The left throws in the towel in three regions in strategic bid to block Front National from winning

7 December 2015

THE PARTI Socialiste is withdrawing from the regional elections in three regions after the dramatic gains by the Front National last night.

It has withdrawn candidates in Provence-Alpes-Côte-d’Azur and Nord-Pas-de-Calais-Picardie, where the FN had the largest wins, and has announced its intention to do so in the ‘Grand-Est’ (Alsace-Champagne-Ardenne-Lorraine).

However Grand Est socialist candidate, Jean-Pierre Masseret is reluctant to step down, but the party’s national office says he will have no choice.

The party pulled out to give voters a straight choice between the extreme right Front National and the right-wing Les Républicains.

The withdrawals are a strategic move to try to block the FN from gaining control of one or more of France’s new regions (which are reduced from 22 to 13 in metropolitan France from January 1) after the second round to be held on Sunday.

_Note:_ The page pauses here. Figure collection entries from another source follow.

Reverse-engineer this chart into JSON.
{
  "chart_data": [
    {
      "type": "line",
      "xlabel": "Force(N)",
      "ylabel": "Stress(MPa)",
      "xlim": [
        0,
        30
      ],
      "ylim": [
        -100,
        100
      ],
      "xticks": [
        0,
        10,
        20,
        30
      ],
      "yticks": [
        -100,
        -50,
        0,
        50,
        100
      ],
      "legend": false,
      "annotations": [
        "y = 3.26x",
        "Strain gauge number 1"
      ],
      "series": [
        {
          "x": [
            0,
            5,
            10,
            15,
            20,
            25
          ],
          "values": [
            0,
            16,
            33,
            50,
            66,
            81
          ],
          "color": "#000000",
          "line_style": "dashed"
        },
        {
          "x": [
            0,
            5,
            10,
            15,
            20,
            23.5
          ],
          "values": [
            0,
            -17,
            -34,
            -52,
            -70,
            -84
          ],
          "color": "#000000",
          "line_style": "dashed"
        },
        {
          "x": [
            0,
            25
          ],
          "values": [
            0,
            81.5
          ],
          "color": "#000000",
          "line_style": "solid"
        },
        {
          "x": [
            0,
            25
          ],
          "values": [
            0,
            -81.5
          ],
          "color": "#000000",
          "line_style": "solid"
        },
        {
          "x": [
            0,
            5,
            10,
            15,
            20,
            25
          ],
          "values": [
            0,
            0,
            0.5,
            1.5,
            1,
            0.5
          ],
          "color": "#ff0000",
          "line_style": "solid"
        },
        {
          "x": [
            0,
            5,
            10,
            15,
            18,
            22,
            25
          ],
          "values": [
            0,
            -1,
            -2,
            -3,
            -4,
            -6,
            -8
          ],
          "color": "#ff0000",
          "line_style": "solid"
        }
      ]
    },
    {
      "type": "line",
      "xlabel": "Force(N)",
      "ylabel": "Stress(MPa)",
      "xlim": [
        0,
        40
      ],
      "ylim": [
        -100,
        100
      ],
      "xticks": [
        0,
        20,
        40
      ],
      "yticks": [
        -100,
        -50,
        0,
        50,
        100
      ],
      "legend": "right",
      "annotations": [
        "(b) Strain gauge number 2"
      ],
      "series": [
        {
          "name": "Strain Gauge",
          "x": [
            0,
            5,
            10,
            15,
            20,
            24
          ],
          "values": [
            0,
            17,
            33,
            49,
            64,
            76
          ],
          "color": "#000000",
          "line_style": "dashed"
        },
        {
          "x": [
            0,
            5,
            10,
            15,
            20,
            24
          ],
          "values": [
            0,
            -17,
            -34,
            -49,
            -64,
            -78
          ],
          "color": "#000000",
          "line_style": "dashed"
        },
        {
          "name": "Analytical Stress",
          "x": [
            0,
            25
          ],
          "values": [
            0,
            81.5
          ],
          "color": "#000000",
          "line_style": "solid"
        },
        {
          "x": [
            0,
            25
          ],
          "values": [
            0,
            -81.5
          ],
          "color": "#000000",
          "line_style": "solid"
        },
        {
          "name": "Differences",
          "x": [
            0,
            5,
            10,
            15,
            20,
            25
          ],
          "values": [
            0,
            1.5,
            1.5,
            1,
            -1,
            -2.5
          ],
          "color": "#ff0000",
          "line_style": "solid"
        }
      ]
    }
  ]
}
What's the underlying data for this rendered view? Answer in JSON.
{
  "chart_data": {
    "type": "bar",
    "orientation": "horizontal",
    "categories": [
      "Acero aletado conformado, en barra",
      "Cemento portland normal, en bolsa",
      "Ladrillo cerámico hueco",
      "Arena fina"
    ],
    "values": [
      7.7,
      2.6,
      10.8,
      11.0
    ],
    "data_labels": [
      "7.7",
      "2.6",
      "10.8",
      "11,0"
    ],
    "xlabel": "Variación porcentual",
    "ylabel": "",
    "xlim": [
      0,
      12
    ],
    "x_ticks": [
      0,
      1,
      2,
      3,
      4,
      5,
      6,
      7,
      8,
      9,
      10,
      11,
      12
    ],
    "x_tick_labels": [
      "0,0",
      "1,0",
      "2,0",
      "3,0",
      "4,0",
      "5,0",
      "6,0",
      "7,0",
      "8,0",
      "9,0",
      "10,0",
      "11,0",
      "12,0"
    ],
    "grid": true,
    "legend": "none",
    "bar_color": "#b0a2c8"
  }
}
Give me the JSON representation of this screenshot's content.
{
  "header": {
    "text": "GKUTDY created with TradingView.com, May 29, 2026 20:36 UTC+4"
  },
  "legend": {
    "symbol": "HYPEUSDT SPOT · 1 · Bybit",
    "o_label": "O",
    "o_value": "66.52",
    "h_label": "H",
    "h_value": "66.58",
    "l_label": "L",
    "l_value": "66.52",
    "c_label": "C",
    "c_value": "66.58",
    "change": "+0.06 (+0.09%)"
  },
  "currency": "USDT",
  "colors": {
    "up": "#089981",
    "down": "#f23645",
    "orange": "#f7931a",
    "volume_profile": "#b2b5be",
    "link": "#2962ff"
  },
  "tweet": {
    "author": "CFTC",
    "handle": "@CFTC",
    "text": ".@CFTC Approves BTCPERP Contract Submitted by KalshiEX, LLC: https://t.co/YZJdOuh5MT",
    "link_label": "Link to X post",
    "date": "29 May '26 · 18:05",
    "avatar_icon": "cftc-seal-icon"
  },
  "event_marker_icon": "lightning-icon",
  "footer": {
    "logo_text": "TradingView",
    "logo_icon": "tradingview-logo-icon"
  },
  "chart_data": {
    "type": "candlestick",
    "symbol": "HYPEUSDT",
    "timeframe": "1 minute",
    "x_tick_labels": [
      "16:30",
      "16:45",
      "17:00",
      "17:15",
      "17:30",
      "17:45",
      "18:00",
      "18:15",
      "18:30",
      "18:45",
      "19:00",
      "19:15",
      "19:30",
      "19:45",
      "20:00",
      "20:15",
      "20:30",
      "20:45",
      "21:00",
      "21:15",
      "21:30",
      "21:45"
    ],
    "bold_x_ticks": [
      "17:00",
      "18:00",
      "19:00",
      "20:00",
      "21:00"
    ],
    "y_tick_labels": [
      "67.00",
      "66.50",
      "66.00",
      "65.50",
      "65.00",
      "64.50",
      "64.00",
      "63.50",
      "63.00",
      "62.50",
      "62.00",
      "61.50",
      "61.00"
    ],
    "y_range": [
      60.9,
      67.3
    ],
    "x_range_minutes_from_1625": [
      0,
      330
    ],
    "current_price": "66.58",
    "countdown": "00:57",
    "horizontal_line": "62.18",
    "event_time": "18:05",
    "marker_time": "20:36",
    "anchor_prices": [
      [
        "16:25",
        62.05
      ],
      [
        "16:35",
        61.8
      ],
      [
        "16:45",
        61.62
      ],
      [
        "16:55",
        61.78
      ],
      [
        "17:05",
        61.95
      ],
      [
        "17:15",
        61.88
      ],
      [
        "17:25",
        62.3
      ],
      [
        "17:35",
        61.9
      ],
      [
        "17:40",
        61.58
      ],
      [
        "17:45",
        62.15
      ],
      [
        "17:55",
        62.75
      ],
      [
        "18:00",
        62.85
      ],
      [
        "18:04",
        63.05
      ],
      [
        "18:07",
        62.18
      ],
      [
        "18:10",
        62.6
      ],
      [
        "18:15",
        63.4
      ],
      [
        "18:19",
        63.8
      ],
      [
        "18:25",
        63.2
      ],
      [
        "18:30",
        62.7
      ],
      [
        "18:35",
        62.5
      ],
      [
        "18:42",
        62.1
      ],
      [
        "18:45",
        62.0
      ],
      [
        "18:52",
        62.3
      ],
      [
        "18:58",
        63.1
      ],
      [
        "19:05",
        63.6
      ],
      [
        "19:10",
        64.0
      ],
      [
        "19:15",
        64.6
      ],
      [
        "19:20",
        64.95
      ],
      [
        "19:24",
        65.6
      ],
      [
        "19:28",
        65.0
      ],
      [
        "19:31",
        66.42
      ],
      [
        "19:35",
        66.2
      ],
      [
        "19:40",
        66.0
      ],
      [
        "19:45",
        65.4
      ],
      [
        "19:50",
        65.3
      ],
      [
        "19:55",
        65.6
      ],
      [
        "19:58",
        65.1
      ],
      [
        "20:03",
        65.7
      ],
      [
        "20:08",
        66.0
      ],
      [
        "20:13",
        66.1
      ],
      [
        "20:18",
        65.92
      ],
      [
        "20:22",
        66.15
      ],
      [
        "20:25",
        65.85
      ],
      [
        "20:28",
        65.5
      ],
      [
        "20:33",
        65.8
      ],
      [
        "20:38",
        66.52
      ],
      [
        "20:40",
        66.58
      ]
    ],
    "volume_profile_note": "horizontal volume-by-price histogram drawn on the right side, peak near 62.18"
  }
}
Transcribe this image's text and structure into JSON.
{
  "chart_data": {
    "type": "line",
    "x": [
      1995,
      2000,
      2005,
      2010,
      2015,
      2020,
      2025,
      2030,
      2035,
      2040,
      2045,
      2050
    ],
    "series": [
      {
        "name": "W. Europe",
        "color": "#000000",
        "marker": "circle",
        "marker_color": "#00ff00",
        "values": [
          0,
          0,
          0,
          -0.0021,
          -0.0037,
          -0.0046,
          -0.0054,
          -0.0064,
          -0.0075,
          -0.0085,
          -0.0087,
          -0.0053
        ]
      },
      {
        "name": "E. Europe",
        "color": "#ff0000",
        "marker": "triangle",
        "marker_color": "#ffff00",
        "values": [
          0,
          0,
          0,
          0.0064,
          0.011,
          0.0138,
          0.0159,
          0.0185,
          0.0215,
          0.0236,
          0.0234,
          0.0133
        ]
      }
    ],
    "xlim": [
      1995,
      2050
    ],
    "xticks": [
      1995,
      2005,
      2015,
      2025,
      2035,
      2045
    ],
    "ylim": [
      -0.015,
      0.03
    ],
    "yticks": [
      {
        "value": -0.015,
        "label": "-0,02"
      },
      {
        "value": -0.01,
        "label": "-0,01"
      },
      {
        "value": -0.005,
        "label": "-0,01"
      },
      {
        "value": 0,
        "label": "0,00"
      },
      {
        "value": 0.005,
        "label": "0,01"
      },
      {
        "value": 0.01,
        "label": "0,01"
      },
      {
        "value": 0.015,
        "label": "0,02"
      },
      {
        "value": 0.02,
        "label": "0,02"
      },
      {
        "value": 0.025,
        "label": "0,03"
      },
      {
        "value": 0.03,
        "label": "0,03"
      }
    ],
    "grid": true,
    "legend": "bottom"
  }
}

While the FN did not gain an absolute majority of expressed votes in any region (if they had done then a second round would not have been needed in those areas) it came top in six regions and has a good chance of winning in the three where the Socialists are pulling out.

In the second round only those party lists which obtained at least 10% in the first round may go forward.

In both Nord-Pas-de-Calais-Picardie and Provence-Alpes-Côte-d’Azur the FN gained almost 41%, with the lists being headed respectively by FN leader Marine Le Pen and her niece Marion Maréchal-Le Pen. In Alsace-Champagne-Ardenne-Lorraine, party vice president Florian Philippot gained 36%.

The Socialists are taking drastic action on the basis that they would rather their traditional rivals in Sarkozy’s Les Républicains gain regions than the far-right FN.

Les Républicains on the other hand have ruled out any withdrawals or strategic groupings with the left.

With about 30% of the votes nationally, the FN was last night the most popular party in France and has never been so close to power. It tripled its scores compared to the last regional elections in 2010.

Commentators said the picture last night may suggest many people wanted to make a protest vote against the party in power, but did not want to back the previous regime either. The tense security situation is also likely to have contributed.

The level of abstention at last night’s first round was close to 50%.